Angus Woods: Abandoned productive farmers paying a levy for nothing

I attended a Department of Agriculture meeting in Carlow last week to update farmers on the changes that are part of Ireland’s CAP Strategic Plan.
These changes will have a significant impact at the operational level. There are things we need to do and consider before January 2023.
Wicklow is a small agricultural county so it is normal and expected to travel to our larger neighbors for informational meetings. It has been a few years since we had the privilege of hosting a large farm gathering in this county.
Trying to organize large public farmers’ meetings has always been difficult, especially when they were held in March in a county like Carlow, which is famous for hardworking farmers.
The difficulty increases as calving, lambing and sowing are high on everyone’s priority list.
Many farmers in Carlow and surrounding counties will suffer financial losses as a result of Secretary Charlie McConalogue’s CAP reforms, so I expected a good turnout that evening.
Previous reforms would have seen packed venues with passionate crowds raised and ready for anyone to propose anything that would have a negative financial impact on their farms.

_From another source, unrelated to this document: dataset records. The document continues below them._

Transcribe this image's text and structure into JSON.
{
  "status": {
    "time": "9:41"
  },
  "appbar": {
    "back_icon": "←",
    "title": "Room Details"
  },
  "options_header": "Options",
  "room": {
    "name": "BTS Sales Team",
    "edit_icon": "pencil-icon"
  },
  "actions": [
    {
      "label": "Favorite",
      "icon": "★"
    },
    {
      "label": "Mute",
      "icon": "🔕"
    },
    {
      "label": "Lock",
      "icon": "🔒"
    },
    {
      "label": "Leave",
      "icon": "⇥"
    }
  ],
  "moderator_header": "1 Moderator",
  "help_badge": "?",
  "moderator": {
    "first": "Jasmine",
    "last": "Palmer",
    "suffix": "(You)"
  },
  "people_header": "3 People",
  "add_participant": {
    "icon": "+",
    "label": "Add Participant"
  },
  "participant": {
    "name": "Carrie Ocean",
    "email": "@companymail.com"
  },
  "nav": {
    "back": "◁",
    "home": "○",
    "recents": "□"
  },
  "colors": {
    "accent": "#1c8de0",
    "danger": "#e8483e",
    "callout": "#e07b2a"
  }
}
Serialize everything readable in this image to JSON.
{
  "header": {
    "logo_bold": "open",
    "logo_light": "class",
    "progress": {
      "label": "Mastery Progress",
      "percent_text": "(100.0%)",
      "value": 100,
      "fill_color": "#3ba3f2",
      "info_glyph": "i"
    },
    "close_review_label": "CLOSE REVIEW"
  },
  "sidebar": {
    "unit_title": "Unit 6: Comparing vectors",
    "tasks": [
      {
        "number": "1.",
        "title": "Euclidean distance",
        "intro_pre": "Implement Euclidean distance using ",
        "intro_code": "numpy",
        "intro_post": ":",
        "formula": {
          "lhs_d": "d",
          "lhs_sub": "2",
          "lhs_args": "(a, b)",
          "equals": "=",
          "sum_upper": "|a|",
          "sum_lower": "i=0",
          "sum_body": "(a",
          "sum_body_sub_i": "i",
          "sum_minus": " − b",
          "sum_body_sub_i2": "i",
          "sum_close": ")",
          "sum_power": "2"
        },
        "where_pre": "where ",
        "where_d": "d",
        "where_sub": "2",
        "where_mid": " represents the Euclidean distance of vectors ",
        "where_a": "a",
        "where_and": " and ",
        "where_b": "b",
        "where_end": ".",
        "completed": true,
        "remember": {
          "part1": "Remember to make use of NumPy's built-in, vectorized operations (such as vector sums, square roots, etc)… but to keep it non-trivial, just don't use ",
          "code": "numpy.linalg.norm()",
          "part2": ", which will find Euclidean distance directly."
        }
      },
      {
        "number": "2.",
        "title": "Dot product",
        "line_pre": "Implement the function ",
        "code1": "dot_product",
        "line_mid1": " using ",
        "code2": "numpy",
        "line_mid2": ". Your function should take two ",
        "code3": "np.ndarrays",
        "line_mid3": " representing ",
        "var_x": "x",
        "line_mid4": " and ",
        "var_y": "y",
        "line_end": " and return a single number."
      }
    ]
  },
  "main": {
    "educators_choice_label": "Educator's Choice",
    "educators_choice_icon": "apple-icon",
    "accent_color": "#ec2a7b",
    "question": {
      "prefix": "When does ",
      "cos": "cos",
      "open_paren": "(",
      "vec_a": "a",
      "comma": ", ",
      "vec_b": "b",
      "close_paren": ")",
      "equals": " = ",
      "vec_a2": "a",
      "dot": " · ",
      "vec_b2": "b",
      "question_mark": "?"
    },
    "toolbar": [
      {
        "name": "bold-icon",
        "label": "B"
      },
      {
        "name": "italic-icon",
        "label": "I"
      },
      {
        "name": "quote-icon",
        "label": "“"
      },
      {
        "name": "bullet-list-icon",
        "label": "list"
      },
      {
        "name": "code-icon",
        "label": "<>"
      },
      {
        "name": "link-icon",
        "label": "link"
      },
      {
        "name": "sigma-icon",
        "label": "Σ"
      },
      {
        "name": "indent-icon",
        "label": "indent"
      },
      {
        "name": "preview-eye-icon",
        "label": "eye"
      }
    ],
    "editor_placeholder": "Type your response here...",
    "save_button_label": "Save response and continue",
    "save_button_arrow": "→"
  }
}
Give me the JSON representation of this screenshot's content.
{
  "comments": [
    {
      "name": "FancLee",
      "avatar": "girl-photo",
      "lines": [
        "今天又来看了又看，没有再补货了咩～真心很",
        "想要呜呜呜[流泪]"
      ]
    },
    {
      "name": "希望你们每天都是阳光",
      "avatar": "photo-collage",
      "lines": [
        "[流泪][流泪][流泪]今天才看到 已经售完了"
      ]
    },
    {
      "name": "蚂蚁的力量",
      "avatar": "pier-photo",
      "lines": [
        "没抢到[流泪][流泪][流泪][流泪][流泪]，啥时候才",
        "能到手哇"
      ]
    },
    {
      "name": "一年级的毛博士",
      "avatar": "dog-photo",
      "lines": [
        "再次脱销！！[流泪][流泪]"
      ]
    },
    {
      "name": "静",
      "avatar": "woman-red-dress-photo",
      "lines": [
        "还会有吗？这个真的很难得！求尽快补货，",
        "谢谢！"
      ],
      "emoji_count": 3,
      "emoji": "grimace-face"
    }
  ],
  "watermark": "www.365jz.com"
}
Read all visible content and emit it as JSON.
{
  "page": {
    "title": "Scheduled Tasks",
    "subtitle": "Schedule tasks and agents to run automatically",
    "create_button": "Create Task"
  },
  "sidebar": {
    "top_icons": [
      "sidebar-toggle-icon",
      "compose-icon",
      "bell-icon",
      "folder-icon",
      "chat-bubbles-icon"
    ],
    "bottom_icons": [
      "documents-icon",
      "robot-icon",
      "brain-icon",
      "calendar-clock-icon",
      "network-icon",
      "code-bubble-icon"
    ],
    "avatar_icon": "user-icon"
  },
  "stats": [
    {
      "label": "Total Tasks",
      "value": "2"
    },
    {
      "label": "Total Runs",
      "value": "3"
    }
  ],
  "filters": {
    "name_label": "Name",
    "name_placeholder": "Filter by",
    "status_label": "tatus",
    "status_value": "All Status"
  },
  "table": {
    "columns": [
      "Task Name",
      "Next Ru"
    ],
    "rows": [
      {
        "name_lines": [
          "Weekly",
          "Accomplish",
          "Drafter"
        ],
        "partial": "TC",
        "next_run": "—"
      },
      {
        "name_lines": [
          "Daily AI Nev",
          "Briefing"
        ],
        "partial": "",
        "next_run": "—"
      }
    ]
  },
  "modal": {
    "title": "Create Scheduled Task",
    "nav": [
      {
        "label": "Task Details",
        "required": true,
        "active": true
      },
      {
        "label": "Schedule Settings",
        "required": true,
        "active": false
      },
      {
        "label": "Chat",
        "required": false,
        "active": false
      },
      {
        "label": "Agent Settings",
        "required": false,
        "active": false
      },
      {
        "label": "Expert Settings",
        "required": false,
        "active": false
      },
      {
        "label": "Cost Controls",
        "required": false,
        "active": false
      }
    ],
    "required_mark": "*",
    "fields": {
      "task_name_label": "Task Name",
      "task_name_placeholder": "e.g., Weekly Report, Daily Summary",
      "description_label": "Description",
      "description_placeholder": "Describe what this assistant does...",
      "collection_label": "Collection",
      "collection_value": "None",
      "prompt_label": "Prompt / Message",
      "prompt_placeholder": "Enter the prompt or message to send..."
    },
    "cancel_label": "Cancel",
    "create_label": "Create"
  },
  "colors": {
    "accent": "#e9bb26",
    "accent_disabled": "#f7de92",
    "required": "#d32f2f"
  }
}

There would have been a sense of electricity and loud chatter in the audience before the sessions began.
Not this time.
There was no problem finding a parking space and what struck me was the silence in the room. About 150 were in attendance and spread well around the room. No buzzing in the corridor or lobby. Even allowing for the Covid effect, it was really quite spooky.
The department had six speakers on duty, each of whom presented their specialist areas briefly but in detail. When they were finished, the assembly was opened to questions and opinions from the floor.
Much of what has been presented as the future of Irish agriculture for the next five years will result in reduced production. However, Minister McConalogue has urged productive farmers to increase tillage, which was mentioned several times during the Q&A. Somewhat contradictory political positions.
The cuts being made in the McConalogue reform affecting the productive farmers present at the meeting are not the first. They come on top of the earlier convergence that comes on top of the SPS cuts in the Ciolos reforms.
Farmers in Carlow suffered more than any other county when former Agriculture Secretary Mary Coughlan oversaw the closure of Ireland’s sugar beet sector, with the compensation beet farmers receiving being included in their individual SPS over a seven-year period.
Sugar beets were a crucial component in their crop rotations and their most profitable crop. A vibrant sector that has been shut down to make way for sugar imports into the EU.
At the meeting, the lack of representation of agricultural organizations was very noticeable. One of the most productive parts of the country is facing massive challenges, and there have been no signs of Presidents or MPs, resource chairs, executives or board members (with the exception of Francie Gorman). The district chairs were strangely silent.
I wondered what exactly are hardworking, productive farmers paying a levy for? The levy system could always be justified if the IFA had a sound CAP policy that supported production from the start of the CAP discussions. This did not happen with this CAP reform.
The reason given by IFA staff and senior elected leaders was that they had more winners than losers on convergence, frontloading and environmental programs.
The ridiculous convoys of tractors at the end of the CAP negotiations, urging the government to sit down and speak to the IFA when concrete demands and proposals should have been the cause of any protests, showed their inability to adequately represent productive farmers.
The 2015 Teagasc study, which shows that 40 percent of farms have a total yield of less than €8,000 per year, points to the difficulties of developing policies that favor production.
According to the study, at least 52,000 farms do not rely on agricultural production – they rely on off-farm income.
The move away from defending production makes the levy vulnerable and difficult to justify, particularly by the productive dry livestock and arable sectors, which rely heavily on direct payments to compete with non-EU imports and intensively farmed white meat.
As the number of full-time farmers falls and there is a lack of young people entering the sector, the number of agricultural votes is also falling.
Productive farmers need good representation more than ever as the number of farming votes dwindles and politicians look for areas where they can collect votes more quickly and easily.
It’s hard to see where those who are losing heavily again on this CAP reform can get the support they need, and the sense of defeat was evident listening to good, hard-working, productive farmers after the meeting. It was a sense of abandonment that was so sad to hear.
Angus Woods is a drywall builder in Co Wicklow.